Feb 25, 2009

E is For eLearning

After reading the first ten pages of the assigned reading, I concluded on two things: Web 2.0 infiltrated mainstream way before I thought it had. Second, the tools available are emerging rapidly and are going to facilitate everything we think that takes years to learn down to months or even weeks.

I visited most site mentioned in the article and that led me to various other sites offering some pretty ingenue tools for education and business. This morning I read an article on the Chronicle about how a group people developed a little snippet that keeps track of all the people that are being lay off. A bigger company bought the license and is marketing to data management companies to tally up the total number of lay off's since last, week, last months, quarter. The snippet was developed into an add-in/plug-in for mail clients which would automatically send the number of lay off notices back to a server.

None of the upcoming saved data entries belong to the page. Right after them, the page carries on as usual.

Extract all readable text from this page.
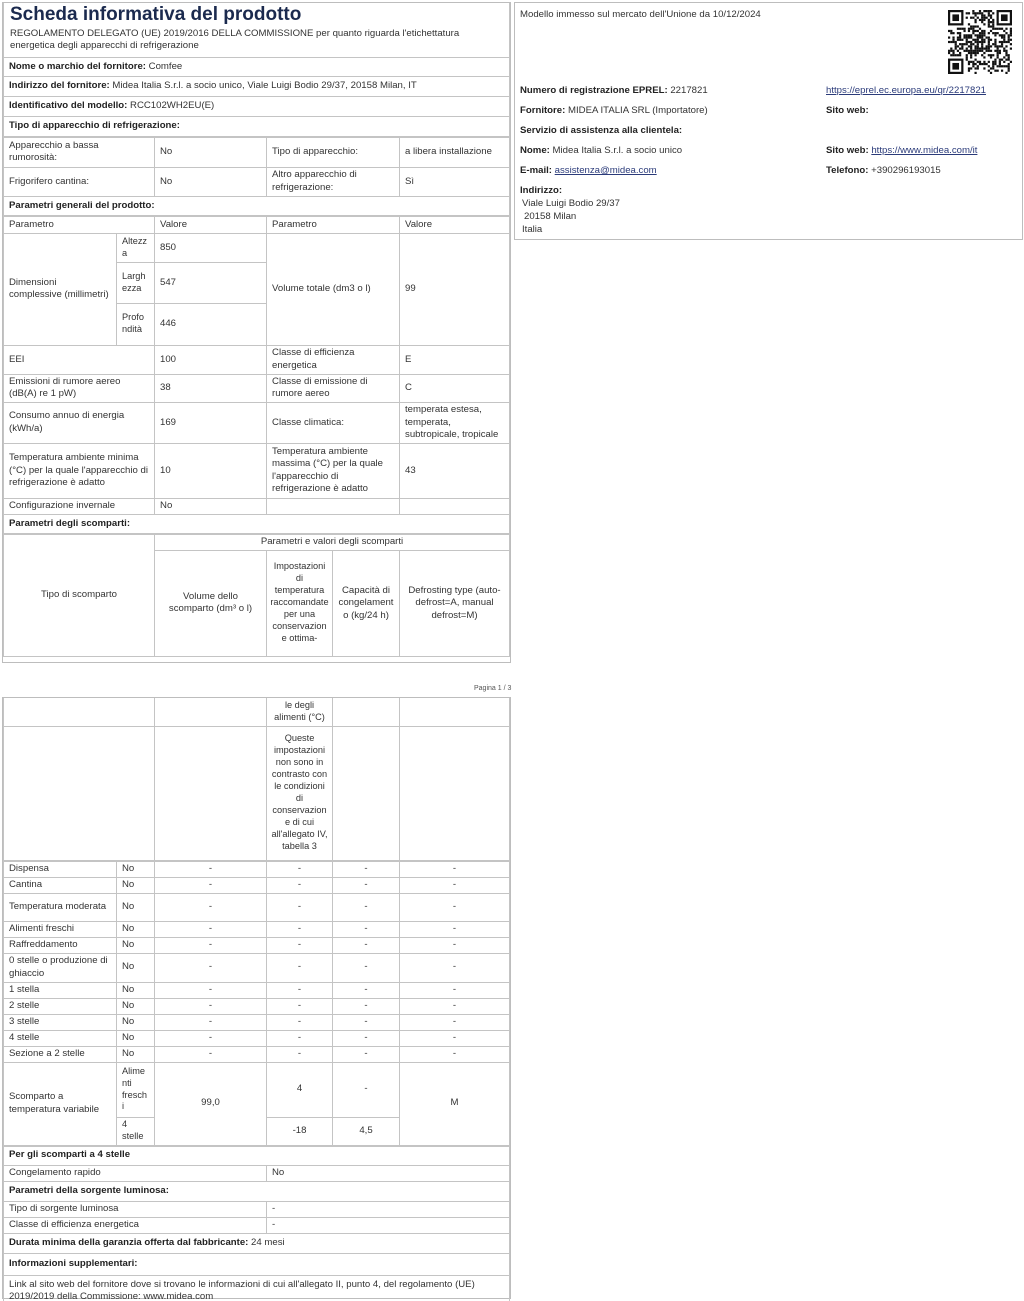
Scheda informativa del prodotto
REGOLAMENTO DELEGATO (UE) 2019/2016 DELLA COMMISSIONE per quanto riguarda l'etichettatura energetica degli apparecchi di refrigerazione

Nome o marchio del fornitore: Comfee
Indirizzo del fornitore: Midea Italia S.r.l. a socio unico, Viale Luigi Bodio 29/37, 20158 Milan, IT
Identificativo del modello: RCC102WH2EU(E)
Tipo di apparecchio di refrigerazione:
Apparecchio a bassa rumorosità:	No	Tipo di apparecchio:	a libera installazione
Frigorifero cantina:	No	Altro apparecchio di refrigerazione:	Sì
Parametri generali del prodotto:			
Parametro		Valore	Parametro	Valore
Dimensioni complessive (millimetri)	Altezza	850	Volume totale (dm3 o l)	99
	Larghezza	547		
	Profondità	446		
EEI		100	Classe di efficienza energetica	E
Emissioni di rumore aereo (dB(A) re 1 pW)		38	Classe di emissione di rumore aereo	C
Consumo annuo di energia (kWh/a)		169	Classe climatica:	temperata estesa, temperata, subtropicale, tropicale
Temperatura ambiente minima (°C) per la quale l'apparecchio di refrigerazione è adatto		10	Temperatura ambiente massima (°C) per la quale l'apparecchio di refrigerazione è adatto	43
Configurazione invernale		No		
Parametri degli scomparti:				
Tipo di scomparto	Parametri e valori degli scomparti			
	Volume dello scomparto (dm³ o l)	Impostazioni di temperatura raccomandate per una conservazione ottima-	Capacità di congelamento (kg/24 h)	Defrosting type (auto-defrost=A, manual defrost=M)
Pagina 1 / 3
		le degli alimenti (°C)		
		Queste impostazioni non sono in contrasto con le condizioni di conservazione di cui all'allegato IV, tabella 3		
Dispensa	No	-	-	-	-
Cantina	No	-	-	-	-
Temperatura moderata	No	-	-	-	-
Alimenti freschi	No	-	-	-	-
Raffreddamento	No	-	-	-	-
0 stelle o produzione di ghiaccio	No	-	-	-	-
1 stella	No	-	-	-	-
2 stelle	No	-	-	-	-
3 stelle	No	-	-	-	-
4 stelle	No	-	-	-	-
Sezione a 2 stelle	No	-	-	-	-
Scomparto a temperatura variabile	Alimenti freschi	99,0	4	-	M
	4 stelle		-18	4,5	
Per gli scomparti a 4 stelle	
Congelamento rapido	No
Parametri della sorgente luminosa:	
Tipo di sorgente luminosa	-
Classe di efficienza energetica	-
Durata minima della garanzia offerta dal fabbricante: 24 mesi	
Informazioni supplementari:	
Link al sito web del fornitore dove si trovano le informazioni di cui all'allegato II, punto 4, del regolamento (UE) 2019/2019 della Commissione: www.midea.com	
Modello immesso sul mercato dell'Unione da 10/12/2024
Numero di registrazione EPREL: 2217821	https://eprel.ec.europa.eu/qr/2217821
Fornitore: MIDEA ITALIA SRL (Importatore)	Sito web:
Servizio di assistenza alla clientela:
Nome: Midea Italia S.r.l. a socio unico	Sito web: https://www.midea.com/it
E-mail: assistenza@midea.com	Telefono: +390296193015
Indirizzo:
Viale Luigi Bodio 29/37
20158 Milan
Italia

So, the group of guys who thought of the idea made money, the company who licensed it is making money and the data center that provides information to other sources makes more money. The point is that technology offers these advantages and right now only a few can develop their ideas into reality, but pretty soon you will be able to make movies, effects, music and little snippets by sharing knowledge and interchanging with others.

The reading identified the following points:

• Identify several different emerging technologies.
• Incorporate emerging technologies in teaching and learning activities to engage learners.
• Explain how emerging technologies will affect education, and vice versa.
• Identify the challenges organizations face in adopting emerging technologies.

One technology in particular that I like and can find useful in an educational environment is RSS feed. It basically downloads news or updates on any particular web article, wiki or blog instead of you going to retrieve information; it does it for you. Ethan made a quick presentation, though I did not quite follow much I hope we can go over more in details on Thursday.

There is a section that states "To thrive in an era of social computing, companies must abandon top-down management and communication tactics, weave communities into their
products and services, use employees and partners as marketers, and become part of a living fabric of brand loyalists” (Charron, Favier & Li, 2006, para. 1)."


This is a very socialist approach in a political sense, but has a capitalist outcome. It probably has a better view if it had an educational connotation. In education, it seems that Web 2.0 will facilitate education to all (as long they can afford a computer and Internet access). Third world countries can reach out to a shared knowledge and information that is widely available right now-- if they can search for it wisely. Speaking of searching, the article also mentions how we have this over-reliance on Google and how we must implement better search or "Intelligent Search."

I came across a site with a few tips for better searching. Use wisely and at your own risk!
Web Search allinanchor:, allintext:, allintitle:, allinurl:, cache:, define:, filetype:, id:, inanchor:, info:, intext:, intitle:, inurl:, phonebook:, related:, site:
Image Search allintitle:, allinurl:, filetype:, inurl:, intitle:, site:
Groups allintext:, allintitle:, author:, group:, insubject:, intext:, intitle:
Directory allintext:, allintitle:, allinurl:, ext:, filetype:, intext:, intitle:, inurl:
News allintext:, allintitle:, allinurl:, intext:, intitle:, inurl:, location:, source:
Product Search allintext:, allintitle:

I do not fully understand MOBS.

2 comments:

Come and See Africa said...

"soicalist approach with a capitalist outcome", you have to coin this. Thank you for the links-- I will try when I have more time.

Unknown said...

Thanks for sharing this. You did a good job here. It turns out that I have wrong in my belief that elearning tools are no good as a learning management system, as I have been thinking since I heard of the concept.